In dem Beitrag „80 neue Wohnungen mitten in Hüls“, in dem es um die Bebauung von Garten- und zum Teil naturbelassenen Grundstücken im innerörtlichen Bereich von Hüls geht, fehlen ökologische Überlegungen leider völlig. Als Hülser, der weder Besitzer, noch Pächter eines der besagten Grundstücke ist, habe ich, wie viele andere Hülser, ein großes Interesse daran, dass die noch weitgehend intakte ökologische Struktur des Ortes und jenen Flächen, die für ein gesundes Ortsklima sorgen, erhalten bleiben.

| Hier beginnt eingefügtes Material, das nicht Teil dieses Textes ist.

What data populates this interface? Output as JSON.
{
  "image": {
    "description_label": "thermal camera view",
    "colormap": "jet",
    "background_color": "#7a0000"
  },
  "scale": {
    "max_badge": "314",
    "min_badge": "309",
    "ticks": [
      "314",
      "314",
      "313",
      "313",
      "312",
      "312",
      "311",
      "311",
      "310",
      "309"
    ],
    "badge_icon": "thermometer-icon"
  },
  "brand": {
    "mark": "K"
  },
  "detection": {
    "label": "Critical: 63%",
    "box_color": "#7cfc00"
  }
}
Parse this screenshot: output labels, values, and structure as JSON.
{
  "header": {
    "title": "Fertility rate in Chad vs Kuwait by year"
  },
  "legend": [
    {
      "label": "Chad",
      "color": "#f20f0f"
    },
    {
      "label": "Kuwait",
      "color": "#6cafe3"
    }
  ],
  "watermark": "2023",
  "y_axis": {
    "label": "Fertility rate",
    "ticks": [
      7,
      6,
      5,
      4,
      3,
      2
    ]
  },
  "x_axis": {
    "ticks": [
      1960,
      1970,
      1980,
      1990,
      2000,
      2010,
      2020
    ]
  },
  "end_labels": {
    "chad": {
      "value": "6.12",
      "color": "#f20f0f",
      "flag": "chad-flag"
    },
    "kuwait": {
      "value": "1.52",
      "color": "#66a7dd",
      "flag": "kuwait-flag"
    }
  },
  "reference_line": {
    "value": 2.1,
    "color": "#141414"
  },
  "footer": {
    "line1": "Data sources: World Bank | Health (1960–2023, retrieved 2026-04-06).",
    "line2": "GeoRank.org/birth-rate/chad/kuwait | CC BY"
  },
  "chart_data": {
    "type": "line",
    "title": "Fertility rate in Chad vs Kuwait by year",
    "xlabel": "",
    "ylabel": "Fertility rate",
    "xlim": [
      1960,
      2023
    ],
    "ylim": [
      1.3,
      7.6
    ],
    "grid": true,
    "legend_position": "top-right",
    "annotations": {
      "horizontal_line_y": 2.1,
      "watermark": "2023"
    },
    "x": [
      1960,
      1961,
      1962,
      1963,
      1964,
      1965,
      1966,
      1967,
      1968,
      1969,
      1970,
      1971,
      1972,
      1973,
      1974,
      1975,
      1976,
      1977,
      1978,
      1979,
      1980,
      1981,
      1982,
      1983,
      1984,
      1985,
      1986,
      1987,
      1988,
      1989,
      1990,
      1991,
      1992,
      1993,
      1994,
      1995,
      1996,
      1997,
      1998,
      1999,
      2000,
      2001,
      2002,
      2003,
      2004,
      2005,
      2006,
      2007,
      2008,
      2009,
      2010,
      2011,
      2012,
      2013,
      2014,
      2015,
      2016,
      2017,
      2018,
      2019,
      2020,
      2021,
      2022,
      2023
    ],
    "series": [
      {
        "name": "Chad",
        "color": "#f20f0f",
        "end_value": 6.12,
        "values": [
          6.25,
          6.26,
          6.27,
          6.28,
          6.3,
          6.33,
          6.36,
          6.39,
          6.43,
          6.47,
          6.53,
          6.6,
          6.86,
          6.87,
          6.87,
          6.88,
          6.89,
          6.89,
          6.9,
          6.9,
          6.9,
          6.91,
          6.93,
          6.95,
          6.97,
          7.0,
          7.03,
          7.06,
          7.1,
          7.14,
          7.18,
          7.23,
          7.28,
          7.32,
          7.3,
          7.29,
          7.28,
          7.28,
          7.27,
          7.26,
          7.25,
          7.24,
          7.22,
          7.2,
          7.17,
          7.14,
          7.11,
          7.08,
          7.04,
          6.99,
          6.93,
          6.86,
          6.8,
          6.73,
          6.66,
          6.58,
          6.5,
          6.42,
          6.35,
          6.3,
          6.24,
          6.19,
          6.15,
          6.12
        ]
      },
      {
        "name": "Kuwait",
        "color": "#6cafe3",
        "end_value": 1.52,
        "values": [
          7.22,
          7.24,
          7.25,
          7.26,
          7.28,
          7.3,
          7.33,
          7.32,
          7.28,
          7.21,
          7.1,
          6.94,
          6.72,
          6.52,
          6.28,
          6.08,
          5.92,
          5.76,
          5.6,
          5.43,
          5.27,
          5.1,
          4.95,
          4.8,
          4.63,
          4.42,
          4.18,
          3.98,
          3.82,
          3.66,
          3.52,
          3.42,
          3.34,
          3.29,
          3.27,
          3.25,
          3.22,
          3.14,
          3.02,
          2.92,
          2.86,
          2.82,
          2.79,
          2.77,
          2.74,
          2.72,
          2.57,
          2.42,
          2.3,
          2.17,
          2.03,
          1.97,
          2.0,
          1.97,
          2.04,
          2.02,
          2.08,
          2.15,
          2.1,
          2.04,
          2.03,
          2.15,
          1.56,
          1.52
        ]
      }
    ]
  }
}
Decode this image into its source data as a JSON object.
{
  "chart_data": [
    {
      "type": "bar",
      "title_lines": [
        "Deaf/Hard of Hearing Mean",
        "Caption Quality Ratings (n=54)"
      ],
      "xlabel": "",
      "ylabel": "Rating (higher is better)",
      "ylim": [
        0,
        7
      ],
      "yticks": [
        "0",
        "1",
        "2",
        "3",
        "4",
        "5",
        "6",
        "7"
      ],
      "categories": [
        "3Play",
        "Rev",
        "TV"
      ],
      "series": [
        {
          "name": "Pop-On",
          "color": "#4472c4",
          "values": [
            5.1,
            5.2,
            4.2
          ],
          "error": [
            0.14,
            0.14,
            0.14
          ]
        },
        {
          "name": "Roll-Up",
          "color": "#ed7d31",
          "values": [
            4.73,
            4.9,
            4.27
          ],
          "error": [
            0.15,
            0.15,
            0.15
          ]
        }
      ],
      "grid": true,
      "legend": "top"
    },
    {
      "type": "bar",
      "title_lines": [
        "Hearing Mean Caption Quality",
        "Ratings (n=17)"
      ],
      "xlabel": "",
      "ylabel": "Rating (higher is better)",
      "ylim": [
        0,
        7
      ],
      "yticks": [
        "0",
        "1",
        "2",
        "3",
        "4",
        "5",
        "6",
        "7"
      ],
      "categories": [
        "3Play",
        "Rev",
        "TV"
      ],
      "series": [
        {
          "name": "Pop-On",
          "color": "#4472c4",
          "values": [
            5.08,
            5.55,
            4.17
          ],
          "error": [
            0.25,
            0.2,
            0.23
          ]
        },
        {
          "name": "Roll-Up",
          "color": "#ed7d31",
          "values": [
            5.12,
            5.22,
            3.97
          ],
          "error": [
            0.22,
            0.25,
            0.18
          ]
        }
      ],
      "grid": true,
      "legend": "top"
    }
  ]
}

Denn solche grünen Inseln mach ja gerade auch den Charakter und den Charme von Hüls aus.
Schade, dass die planenden politischen und wirtschaftlichen Kräfte dieses Interesse leider nicht haben und dass ihnen eine Versiegelung des Ortes, vielleicht auch Profit- und Profilsucht scheinbar wichtiger sind, als Hüls für seine Bewohner lebenswert und liebenswert zu erhalten, wie es zur Zeit noch ist. Nicht zuletzt hat eine gesunde Umwelt, zu der gerade auch das örtliche Kleinklima zählt, für Kinder eine besondere Bedeutung. Das macht die Kinderrechtskonvention der Vereinten Nationen sehr deutlich.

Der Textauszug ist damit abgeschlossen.